This article is part of our ongoing Business Travel 101 series for newcomers to the world of business travel.
If your business travels take you to Europe, there’s a good chance you’ll visit the ‘Schengen Area’: a network of 26 countries that share open borders, including popular destinations such as France, Germany, Italy and Switzerland.
This means you won’t go through passport control when moving between member countries: only when you first arrive in the Schengen Area, and when you depart for a country further afield, which makes flying between Schengen Area countries much like a domestic flight.
Here’s what you need to know about visiting the Schengen Area on your next business trip.
The Schengen Area: which countries are included?
Not all countries that belong to the European Union are part of the Schengen Area, while several countries outside the EU do take part – here’s the full list:
Austria, Belgium, Czech Republic, Denmark, Estonia, Finland, France, Germany, Greece, Hungary, Iceland, Italy, Latvia, Liechtenstein, Lithuania, Luxembourg, Malta, the Netherlands, Norway, Poland, Portugal, Slovakia, Slovenia, Spain, Sweden and Switzerland.

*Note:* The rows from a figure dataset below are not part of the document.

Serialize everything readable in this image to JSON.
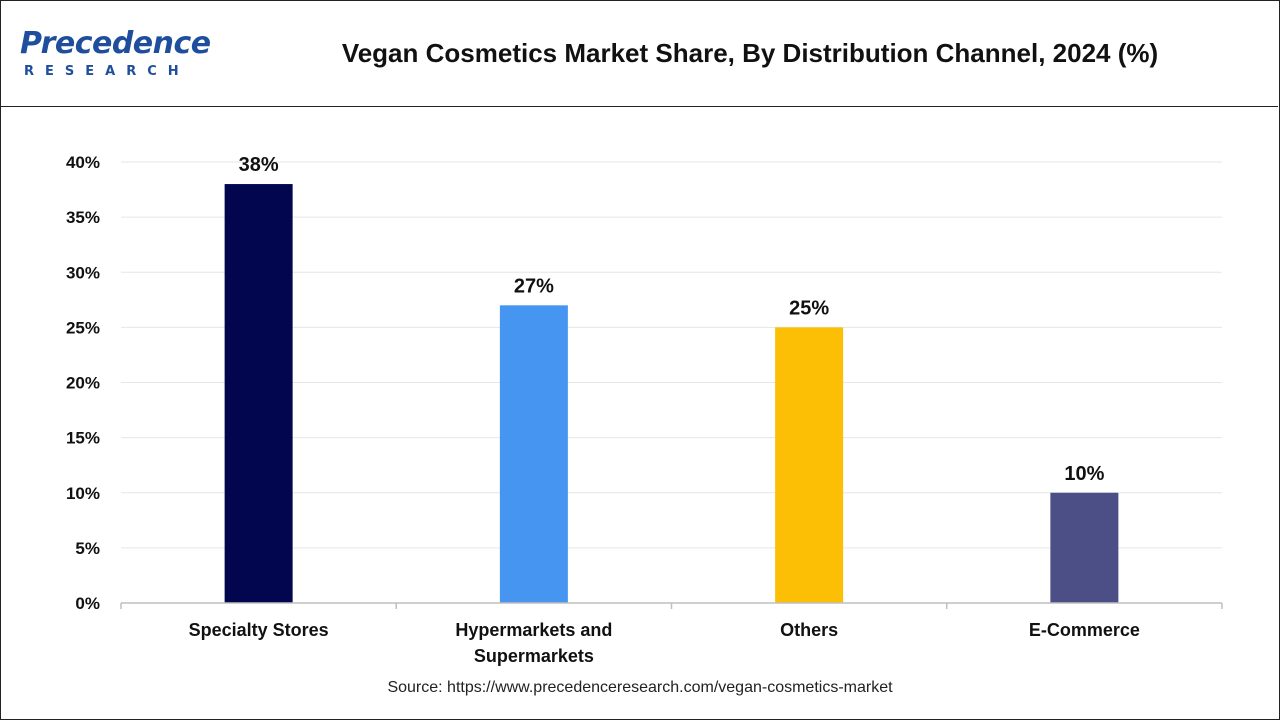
{
  "header": {
    "logo_word": "Precedence",
    "logo_sub": "RESEARCH",
    "title": "Vegan Cosmetics Market Share, By Distribution Channel, 2024 (%)"
  },
  "chart_data": {
    "type": "bar",
    "categories": [
      [
        "Specialty Stores"
      ],
      [
        "Hypermarkets and",
        "Supermarkets"
      ],
      [
        "Others"
      ],
      [
        "E-Commerce"
      ]
    ],
    "values": [
      38,
      27,
      25,
      10
    ],
    "value_labels": [
      "38%",
      "27%",
      "25%",
      "10%"
    ],
    "colors": [
      "#02064f",
      "#4695f0",
      "#fdbe06",
      "#4b4f86"
    ],
    "ylim": [
      0,
      40
    ],
    "yticks": [
      "0%",
      "5%",
      "10%",
      "15%",
      "20%",
      "25%",
      "30%",
      "35%",
      "40%"
    ],
    "grid": true,
    "title": "Vegan Cosmetics Market Share, By Distribution Channel, 2024 (%)"
  },
  "footer": {
    "source": "Source: https://www.precedenceresearch.com/vegan-cosmetics-market"
  }
}
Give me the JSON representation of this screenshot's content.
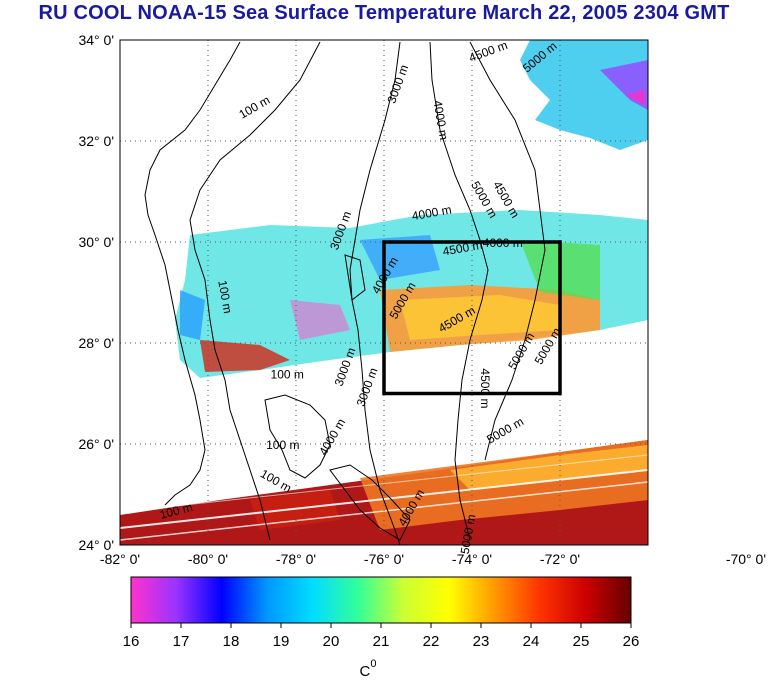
{
  "title": "RU COOL  NOAA-15 Sea Surface Temperature March 22, 2005 2304 GMT",
  "map": {
    "lat_labels": [
      "34° 0'",
      "32° 0'",
      "30° 0'",
      "28° 0'",
      "26° 0'",
      "24° 0'"
    ],
    "lon_labels": [
      "-82° 0'",
      "-80° 0'",
      "-78° 0'",
      "-76° 0'",
      "-74° 0'",
      "-72° 0'",
      "-70° 0'"
    ],
    "lat_range": [
      24,
      34
    ],
    "lon_range": [
      -82,
      -70
    ],
    "grid": "dotted",
    "study_box": {
      "lon": [
        -76,
        -72
      ],
      "lat": [
        27,
        30
      ]
    },
    "contour_labels": [
      {
        "text": "100 m",
        "lon": -78.9,
        "lat": 32.6,
        "rot": -30
      },
      {
        "text": "100 m",
        "lon": -79.7,
        "lat": 28.9,
        "rot": 80
      },
      {
        "text": "100 m",
        "lon": -78.2,
        "lat": 27.3,
        "rot": 0
      },
      {
        "text": "100 m",
        "lon": -78.3,
        "lat": 25.9,
        "rot": 0
      },
      {
        "text": "100 m",
        "lon": -78.5,
        "lat": 25.2,
        "rot": 30
      },
      {
        "text": "100 m",
        "lon": -80.7,
        "lat": 24.6,
        "rot": -15
      },
      {
        "text": "3000 m",
        "lon": -75.6,
        "lat": 33.1,
        "rot": -70
      },
      {
        "text": "4000 m",
        "lon": -74.8,
        "lat": 32.4,
        "rot": 80
      },
      {
        "text": "4500 m",
        "lon": -73.6,
        "lat": 33.7,
        "rot": -20
      },
      {
        "text": "5000 m",
        "lon": -72.4,
        "lat": 33.6,
        "rot": -40
      },
      {
        "text": "5000 m",
        "lon": -73.8,
        "lat": 30.8,
        "rot": 60
      },
      {
        "text": "4500 m",
        "lon": -73.3,
        "lat": 30.8,
        "rot": 60
      },
      {
        "text": "3000 m",
        "lon": -76.9,
        "lat": 30.2,
        "rot": -70
      },
      {
        "text": "4000 m",
        "lon": -74.9,
        "lat": 30.5,
        "rot": -10
      },
      {
        "text": "4500 m",
        "lon": -74.2,
        "lat": 29.8,
        "rot": -10
      },
      {
        "text": "4000 m",
        "lon": -73.3,
        "lat": 29.9,
        "rot": 0
      },
      {
        "text": "4000 m",
        "lon": -75.9,
        "lat": 29.3,
        "rot": -60
      },
      {
        "text": "5000 m",
        "lon": -75.5,
        "lat": 28.8,
        "rot": -60
      },
      {
        "text": "4500 m",
        "lon": -74.3,
        "lat": 28.4,
        "rot": -30
      },
      {
        "text": "5000 m",
        "lon": -72.8,
        "lat": 27.8,
        "rot": -60
      },
      {
        "text": "5000 m",
        "lon": -72.2,
        "lat": 27.9,
        "rot": -60
      },
      {
        "text": "4500 m",
        "lon": -73.8,
        "lat": 27.1,
        "rot": 90
      },
      {
        "text": "3000 m",
        "lon": -76.8,
        "lat": 27.5,
        "rot": -70
      },
      {
        "text": "3000 m",
        "lon": -76.3,
        "lat": 27.1,
        "rot": -70
      },
      {
        "text": "4000 m",
        "lon": -77.1,
        "lat": 26.1,
        "rot": -60
      },
      {
        "text": "5000 m",
        "lon": -73.2,
        "lat": 26.2,
        "rot": -30
      },
      {
        "text": "4000 m",
        "lon": -75.3,
        "lat": 24.7,
        "rot": -60
      },
      {
        "text": "5000 m",
        "lon": -74.0,
        "lat": 24.2,
        "rot": -80
      }
    ]
  },
  "colorbar": {
    "ticks": [
      "16",
      "17",
      "18",
      "19",
      "20",
      "21",
      "22",
      "23",
      "24",
      "25",
      "26"
    ],
    "min": 16,
    "max": 26,
    "unit_label": "C",
    "unit_sup": "0",
    "colors": [
      "#ff33cc",
      "#9933ff",
      "#0000ff",
      "#0099ff",
      "#00ddff",
      "#33ff99",
      "#ccff33",
      "#ffff00",
      "#ff9900",
      "#ff3300",
      "#cc0000",
      "#660000"
    ]
  }
}
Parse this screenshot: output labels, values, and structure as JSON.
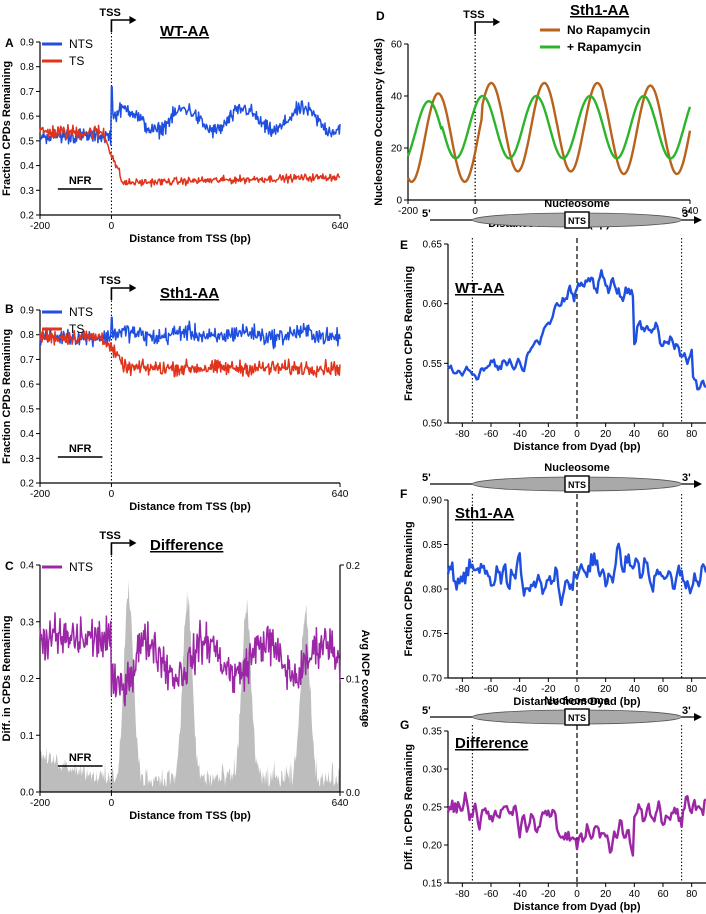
{
  "figure": {
    "nucleosome_label": "Nucleosome",
    "nts_box": "NTS",
    "five_prime": "5'",
    "three_prime": "3'"
  },
  "colors": {
    "nts": "#1f4fe0",
    "ts": "#e0341c",
    "diff": "#9b27a6",
    "no_rapa": "#b8621b",
    "rapa": "#2cb52c",
    "coverage": "#bdbdbd"
  },
  "chart_data": [
    {
      "id": "A",
      "type": "line",
      "panel_label": "A",
      "title": "WT-AA",
      "xlabel": "Distance from TSS (bp)",
      "ylabel": "Fraction CPDs Remaining",
      "xlim": [
        -200,
        640
      ],
      "ylim": [
        0.2,
        0.9
      ],
      "xticks": [
        -200,
        0,
        640
      ],
      "xtick_labels": [
        "-200",
        "0",
        "640"
      ],
      "yticks": [
        0.2,
        0.3,
        0.4,
        0.5,
        0.6,
        0.7,
        0.8,
        0.9
      ],
      "ytick_labels": [
        "0.2",
        "0.3",
        "0.4",
        "0.5",
        "0.6",
        "0.7",
        "0.8",
        "0.9"
      ],
      "tss_label": "TSS",
      "nfr_label": "NFR",
      "nfr_range": [
        -150,
        -25
      ],
      "legend": [
        "NTS",
        "TS"
      ],
      "series": [
        {
          "name": "NTS",
          "color": "#1f4fe0",
          "profile": "A_NTS"
        },
        {
          "name": "TS",
          "color": "#e0341c",
          "profile": "A_TS"
        }
      ]
    },
    {
      "id": "B",
      "type": "line",
      "panel_label": "B",
      "title": "Sth1-AA",
      "xlabel": "Distance from TSS (bp)",
      "ylabel": "Fraction CPDs Remaining",
      "xlim": [
        -200,
        640
      ],
      "ylim": [
        0.2,
        0.9
      ],
      "xticks": [
        -200,
        0,
        640
      ],
      "xtick_labels": [
        "-200",
        "0",
        "640"
      ],
      "yticks": [
        0.2,
        0.3,
        0.4,
        0.5,
        0.6,
        0.7,
        0.8,
        0.9
      ],
      "ytick_labels": [
        "0.2",
        "0.3",
        "0.4",
        "0.5",
        "0.6",
        "0.7",
        "0.8",
        "0.9"
      ],
      "tss_label": "TSS",
      "nfr_label": "NFR",
      "nfr_range": [
        -150,
        -25
      ],
      "legend": [
        "NTS",
        "TS"
      ],
      "series": [
        {
          "name": "NTS",
          "color": "#1f4fe0",
          "profile": "B_NTS"
        },
        {
          "name": "TS",
          "color": "#e0341c",
          "profile": "B_TS"
        }
      ]
    },
    {
      "id": "C",
      "type": "line",
      "panel_label": "C",
      "title": "Difference",
      "xlabel": "Distance from TSS (bp)",
      "ylabel": "Diff. in CPDs Remaining",
      "y2label": "Avg NCP coverage",
      "xlim": [
        -200,
        640
      ],
      "ylim": [
        0.0,
        0.4
      ],
      "y2lim": [
        0.0,
        0.2
      ],
      "xticks": [
        -200,
        0,
        640
      ],
      "xtick_labels": [
        "-200",
        "0",
        "640"
      ],
      "yticks": [
        0.0,
        0.1,
        0.2,
        0.3,
        0.4
      ],
      "ytick_labels": [
        "0.0",
        "0.1",
        "0.2",
        "0.3",
        "0.4"
      ],
      "y2ticks": [
        0.0,
        0.1,
        0.2
      ],
      "y2tick_labels": [
        "0.0",
        "0.1",
        "0.2"
      ],
      "tss_label": "TSS",
      "nfr_label": "NFR",
      "nfr_range": [
        -150,
        -25
      ],
      "legend": [
        "NTS"
      ],
      "series": [
        {
          "name": "NTS",
          "color": "#9b27a6",
          "profile": "C_NTS"
        },
        {
          "name": "Avg NCP coverage",
          "color": "#bdbdbd",
          "profile": "C_COV",
          "axis": "y2",
          "type": "area"
        }
      ]
    },
    {
      "id": "D",
      "type": "line",
      "panel_label": "D",
      "title": "Sth1-AA",
      "xlabel": "Distance from TSS (bp)",
      "ylabel": "Nucleosome Occupancy (reads)",
      "xlim": [
        -200,
        640
      ],
      "ylim": [
        0,
        60
      ],
      "xticks": [
        -200,
        0,
        640
      ],
      "xtick_labels": [
        "-200",
        "0",
        "640"
      ],
      "yticks": [
        0,
        20,
        40,
        60
      ],
      "ytick_labels": [
        "0",
        "20",
        "40",
        "60"
      ],
      "tss_label": "TSS",
      "legend": [
        "No Rapamycin",
        "+ Rapamycin"
      ],
      "series": [
        {
          "name": "No Rapamycin",
          "color": "#b8621b",
          "profile": "D_NO"
        },
        {
          "name": "+ Rapamycin",
          "color": "#2cb52c",
          "profile": "D_RAPA"
        }
      ]
    },
    {
      "id": "E",
      "type": "line",
      "panel_label": "E",
      "title": "WT-AA",
      "xlabel": "Distance from Dyad (bp)",
      "ylabel": "Fraction CPDs Remaining",
      "xlim": [
        -90,
        90
      ],
      "ylim": [
        0.5,
        0.65
      ],
      "xticks": [
        -80,
        -60,
        -40,
        -20,
        0,
        20,
        40,
        60,
        80
      ],
      "xtick_labels": [
        "-80",
        "-60",
        "-40",
        "-20",
        "0",
        "20",
        "40",
        "60",
        "80"
      ],
      "yticks": [
        0.5,
        0.55,
        0.6,
        0.65
      ],
      "ytick_labels": [
        "0.50",
        "0.55",
        "0.60",
        "0.65"
      ],
      "series": [
        {
          "name": "NTS",
          "color": "#1f4fe0",
          "profile": "E"
        }
      ]
    },
    {
      "id": "F",
      "type": "line",
      "panel_label": "F",
      "title": "Sth1-AA",
      "xlabel": "Distance from Dyad (bp)",
      "ylabel": "Fraction CPDs Remaining",
      "xlim": [
        -90,
        90
      ],
      "ylim": [
        0.7,
        0.9
      ],
      "xticks": [
        -80,
        -60,
        -40,
        -20,
        0,
        20,
        40,
        60,
        80
      ],
      "xtick_labels": [
        "-80",
        "-60",
        "-40",
        "-20",
        "0",
        "20",
        "40",
        "60",
        "80"
      ],
      "yticks": [
        0.7,
        0.75,
        0.8,
        0.85,
        0.9
      ],
      "ytick_labels": [
        "0.70",
        "0.75",
        "0.80",
        "0.85",
        "0.90"
      ],
      "series": [
        {
          "name": "NTS",
          "color": "#1f4fe0",
          "profile": "F"
        }
      ]
    },
    {
      "id": "G",
      "type": "line",
      "panel_label": "G",
      "title": "Difference",
      "xlabel": "Distance from Dyad (bp)",
      "ylabel": "Diff. in CPDs Remaining",
      "xlim": [
        -90,
        90
      ],
      "ylim": [
        0.15,
        0.35
      ],
      "xticks": [
        -80,
        -60,
        -40,
        -20,
        0,
        20,
        40,
        60,
        80
      ],
      "xtick_labels": [
        "-80",
        "-60",
        "-40",
        "-20",
        "0",
        "20",
        "40",
        "60",
        "80"
      ],
      "yticks": [
        0.15,
        0.2,
        0.25,
        0.3,
        0.35
      ],
      "ytick_labels": [
        "0.15",
        "0.20",
        "0.25",
        "0.30",
        "0.35"
      ],
      "series": [
        {
          "name": "NTS",
          "color": "#9b27a6",
          "profile": "G"
        }
      ]
    }
  ]
}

For example, Switzerland is not an EU member country but does belong to the Schengen Area, so traveling between Switzerland and Italy – both Schengen Area countries – does not have passport control.
However, some EU member states like the United Kingdom and Ireland are not party to the Schengen Area, so taking a flight from Frankfurt to London would see you clear outbound passport control in Germany when you leave the Schengen Area, and separately, inbound UK passport control upon your arrival.
Three countries also share open borders with the Schengen Area but don’t technically belong, these being Monaco, San Marino and Vatican City. So, if you’re travelling between, say, France and Monaco, you’d only know you’d crossed the border by looking on a map or spotting a sign by the road.
The Schengen Area: visiting with an Australian passport
Aussie travellers can spend up to 90 days in the Schengen Area within any 180-day period for business or leisure, measured from the day you enter the Schengen Area until the day you depart, with no visa required.
That counter applies across all Schengen Area countries, so if you’ve spent 60 days in Germany over the past 180 days, you can only spend a further 30 days in the Schengen Area visa-free, with any additional travel only possible when enough time has passed for that count to reset, or at least, for your tally to be reduced.
Realistically, unless you’re spending more than half your time in the Schengen Area throughout the year, that limitation shouldn’t be an issue: but if you are likely to reach that cap, you’ll need to apply for a Schengen Visa from the country you plan to spend the most time in.
When visiting the Schengen Area, you’ll only receive passport stamps when you enter and when you exit – not when you travel between Schengen Area countries.
For instance, if you arrive in Germany, continue you trip in Italy and Switzerland and then depart for London, you’ll receive an entry stamp in Germany and an exit stamp when leaving Switzerland, with no passport control between Germany and Italy or between Italy and Switzerland.